Les rétroactions seraient négatives pour les nuages bas, mais positives pour les nuages hauts. Mais à partir de quand l’un devient-il l’autre? Question d’autant plus essentielle que le réchauffement augmente la quantité de nuages produits par l’océan.

Les plantes pourraient réchauffer le climat

(*) Les plantes, actrices clés de la régulation du climat, pourraient voir leur rôle bouleversé par le réchauffement. Une étude révèle que la hausse des températures les pousse à perdre plus d’eau, réduisant leur capacité à absorber le carbone …/… Cette fuite d’eau incontrôlable pourrait transformer les plantes en sources de carbone, aggravant le réchauffement climatique …/… Les chercheurs estiment qu’un point de bascule pourrait être atteint autour de 30 °C, où les plantes libéreraient plus de CO₂ qu’elles n’en absorbent.
Une rétroaction négative, supposée préserver l’équilibre du système, changerait de sens à partir d’un certain seuil… et deviendrait positive. Comment aborder ce seuil de température sachant qu’il va composer avec un grand nombre de variables: sans doute les espèces, mais aussi les heures de la journée, les saisons, le taux d’humidité de l’air et du sol – voire du sous-sol… ?

en guise de conclusion provisoire

Certains vrais paradoxes tels que ceux-ci sont restés longtemps invisibles et n’ont été révélés que récemment. Les tendances dans lesquels ils se sont avérés être inscrits – notamment pour ce qui concerne les végétaux – semblaient pourtant tout à fait stabilisées. Ce dernier exemple montre que des évolutions paradoxales pourraient se cacher partout.

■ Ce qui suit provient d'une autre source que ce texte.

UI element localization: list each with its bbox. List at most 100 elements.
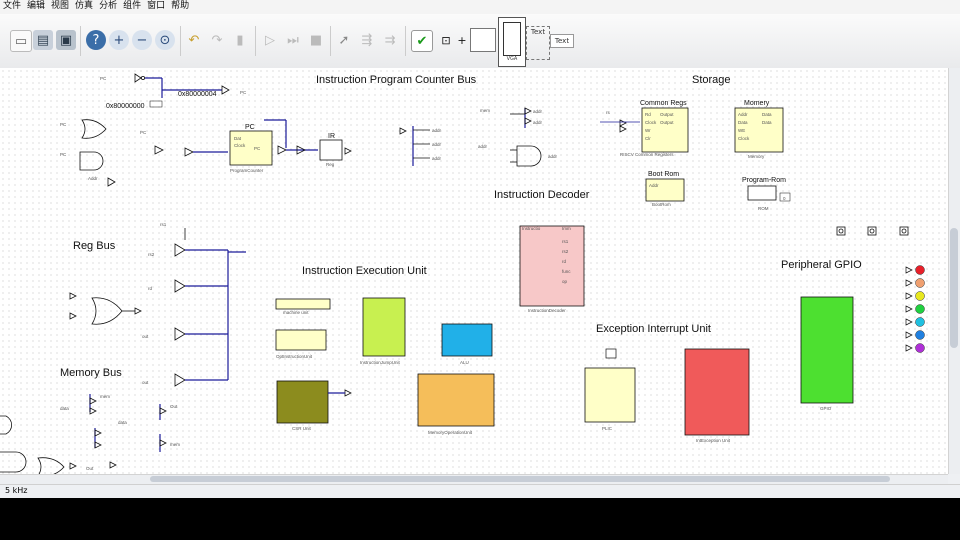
menu-simulate[interactable]: 仿真 bbox=[72, 0, 96, 13]
gpio-buffer bbox=[905, 292, 913, 300]
stop-icon[interactable]: ■ bbox=[306, 30, 326, 50]
io-connectors bbox=[836, 226, 909, 236]
opt-instruction-unit bbox=[275, 329, 327, 351]
gpio-buffer bbox=[905, 331, 913, 339]
zoom-fit-icon[interactable]: ⊙ bbox=[155, 30, 175, 50]
check-icon[interactable]: ✔ bbox=[411, 30, 433, 52]
redo-icon[interactable]: ↷ bbox=[207, 30, 227, 50]
text-button[interactable]: Text bbox=[550, 34, 574, 48]
svg-text:PC: PC bbox=[254, 146, 261, 151]
section-title-ipc-bus: Instruction Program Counter Bus bbox=[316, 74, 477, 86]
menu-component[interactable]: 组件 bbox=[120, 0, 144, 13]
svg-text:Clock: Clock bbox=[738, 136, 750, 141]
toolbar: ▭ ▤ ▣ ? + − ⊙ ↶ ↷ ▮ ▷ ⏭ ■ ➚ ⇶ ⇉ ✔ ⊡ + VG… bbox=[0, 14, 960, 69]
svg-text:mem: mem bbox=[480, 108, 490, 113]
save-icon[interactable]: ▣ bbox=[56, 30, 76, 50]
svg-text:addr: addr bbox=[533, 120, 543, 125]
vga-tool[interactable]: VGA bbox=[498, 17, 526, 67]
gpio-led-5[interactable] bbox=[915, 330, 925, 340]
add-icon[interactable]: + bbox=[452, 30, 472, 50]
gpio-buffer bbox=[905, 279, 913, 287]
int-exception-unit bbox=[684, 348, 750, 436]
circuit-canvas[interactable]: Instruction Program Counter Bus Storage … bbox=[0, 68, 948, 474]
svg-text:MemoryOperationUnit: MemoryOperationUnit bbox=[428, 430, 473, 435]
svg-text:ProgramCounter: ProgramCounter bbox=[230, 168, 264, 173]
component-tool-icon[interactable] bbox=[470, 28, 496, 52]
menu-view[interactable]: 视图 bbox=[48, 0, 72, 13]
svg-text:PLIC: PLIC bbox=[602, 426, 613, 431]
gpio-led-3[interactable] bbox=[915, 304, 925, 314]
svg-text:Data: Data bbox=[762, 112, 772, 117]
section-title-peripheral: Peripheral GPIO bbox=[781, 259, 862, 271]
menu-window[interactable]: 窗口 bbox=[144, 0, 168, 13]
help-icon[interactable]: ? bbox=[86, 30, 106, 50]
svg-text:Memory: Memory bbox=[748, 154, 765, 159]
alu-block bbox=[441, 323, 493, 357]
exec-machine-unit bbox=[275, 298, 331, 310]
svg-text:Output: Output bbox=[660, 112, 674, 117]
simulation-frequency: 5 kHz bbox=[5, 486, 28, 495]
svg-text:Addr: Addr bbox=[738, 112, 748, 117]
svg-text:rs2: rs2 bbox=[562, 249, 569, 254]
vertical-scroll-thumb[interactable] bbox=[950, 228, 958, 348]
section-title-storage: Storage bbox=[692, 74, 731, 86]
constant-2: 0x80000000 bbox=[106, 103, 145, 110]
menu-edit[interactable]: 编辑 bbox=[24, 0, 48, 13]
gpio-led-4[interactable] bbox=[915, 317, 925, 327]
program-rom-block bbox=[747, 185, 777, 201]
gpio-led-6[interactable] bbox=[915, 343, 925, 353]
zoom-out-icon[interactable]: − bbox=[132, 30, 152, 50]
svg-text:rs1: rs1 bbox=[160, 222, 167, 227]
circuit-diagram: Instruction Program Counter Bus Storage … bbox=[0, 73, 925, 474]
status-bar: 5 kHz bbox=[0, 484, 960, 498]
gpio-led-0[interactable] bbox=[915, 265, 925, 275]
svg-text:Addr: Addr bbox=[649, 183, 659, 188]
text-tool[interactable]: Text bbox=[526, 26, 550, 60]
wire-icon[interactable]: ⇶ bbox=[357, 30, 377, 50]
svg-text:Instructio: Instructio bbox=[522, 226, 541, 231]
svg-text:Output: Output bbox=[660, 120, 674, 125]
svg-text:rs2: rs2 bbox=[148, 252, 155, 257]
svg-text:addr: addr bbox=[478, 144, 488, 149]
svg-text:Clr: Clr bbox=[645, 136, 651, 141]
tick-icon[interactable]: ⇉ bbox=[380, 30, 400, 50]
svg-text:Clock: Clock bbox=[234, 143, 246, 148]
memory-operation-unit bbox=[417, 373, 495, 427]
csr-unit bbox=[276, 380, 329, 424]
horizontal-scroll-thumb[interactable] bbox=[150, 476, 890, 482]
new-icon[interactable]: ▭ bbox=[10, 30, 32, 52]
svg-text:Data: Data bbox=[738, 120, 748, 125]
svg-text:Imm: Imm bbox=[562, 226, 571, 231]
menu-help[interactable]: 帮助 bbox=[168, 0, 192, 13]
svg-text:rs1: rs1 bbox=[562, 239, 569, 244]
svg-text:CSR Unit: CSR Unit bbox=[292, 426, 312, 431]
undo-icon[interactable]: ↶ bbox=[184, 30, 204, 50]
logisim-window: 文件 编辑 视图 仿真 分析 组件 窗口 帮助 ▭ ▤ ▣ ? + − ⊙ ↶ ↷ ▮ ▷ ⏭… bbox=[0, 0, 960, 498]
svg-text:Out: Out bbox=[170, 404, 178, 409]
menu-analyze[interactable]: 分析 bbox=[96, 0, 120, 13]
delete-icon[interactable]: ▮ bbox=[230, 30, 250, 50]
svg-text:PC: PC bbox=[240, 90, 247, 95]
svg-text:ROM: ROM bbox=[758, 206, 769, 211]
select-icon[interactable]: ➚ bbox=[334, 30, 354, 50]
play-icon[interactable]: ▷ bbox=[260, 30, 280, 50]
svg-text:Dat: Dat bbox=[234, 136, 242, 141]
svg-text:rd: rd bbox=[562, 259, 566, 264]
svg-text:GPIO: GPIO bbox=[820, 406, 832, 411]
pc-label: PC bbox=[245, 124, 255, 131]
gpio-led-1[interactable] bbox=[915, 278, 925, 288]
svg-text:addr: addr bbox=[432, 128, 442, 133]
svg-text:PC: PC bbox=[60, 152, 67, 157]
menu-file[interactable]: 文件 bbox=[0, 0, 24, 13]
memory-label: Momery bbox=[744, 100, 770, 107]
vga-label: VGA bbox=[506, 56, 518, 62]
zoom-in-icon[interactable]: + bbox=[109, 30, 129, 50]
gpio-buffer bbox=[905, 344, 913, 352]
svg-text:Out: Out bbox=[86, 466, 94, 471]
section-title-memory-bus: Memory Bus bbox=[60, 367, 122, 379]
step-icon[interactable]: ⏭ bbox=[283, 30, 303, 50]
open-icon[interactable]: ▤ bbox=[33, 30, 53, 50]
svg-text:InstructionDecoder: InstructionDecoder bbox=[528, 308, 566, 313]
plic-block bbox=[584, 367, 636, 423]
gpio-led-2[interactable] bbox=[915, 291, 925, 301]
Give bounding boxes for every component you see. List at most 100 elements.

Les rétroactions positives ne posent pas de problèmes conceptuels, elles amplifient le phénomène source. Les rétroactions négatives vont à contresens du phénomène source, sans pour autant en supprimer les effets. Elles s’évaluent sur la base d’un solde entre des forces opposées, c’est-à-dire sur une base “quantitative”… mais aléatoire. Peut-être faut-il voir derrière ce principe une expression “rationnelle” de l’imprévisible – alors que l’imprévisible est souvent invoqué par simple paresse -.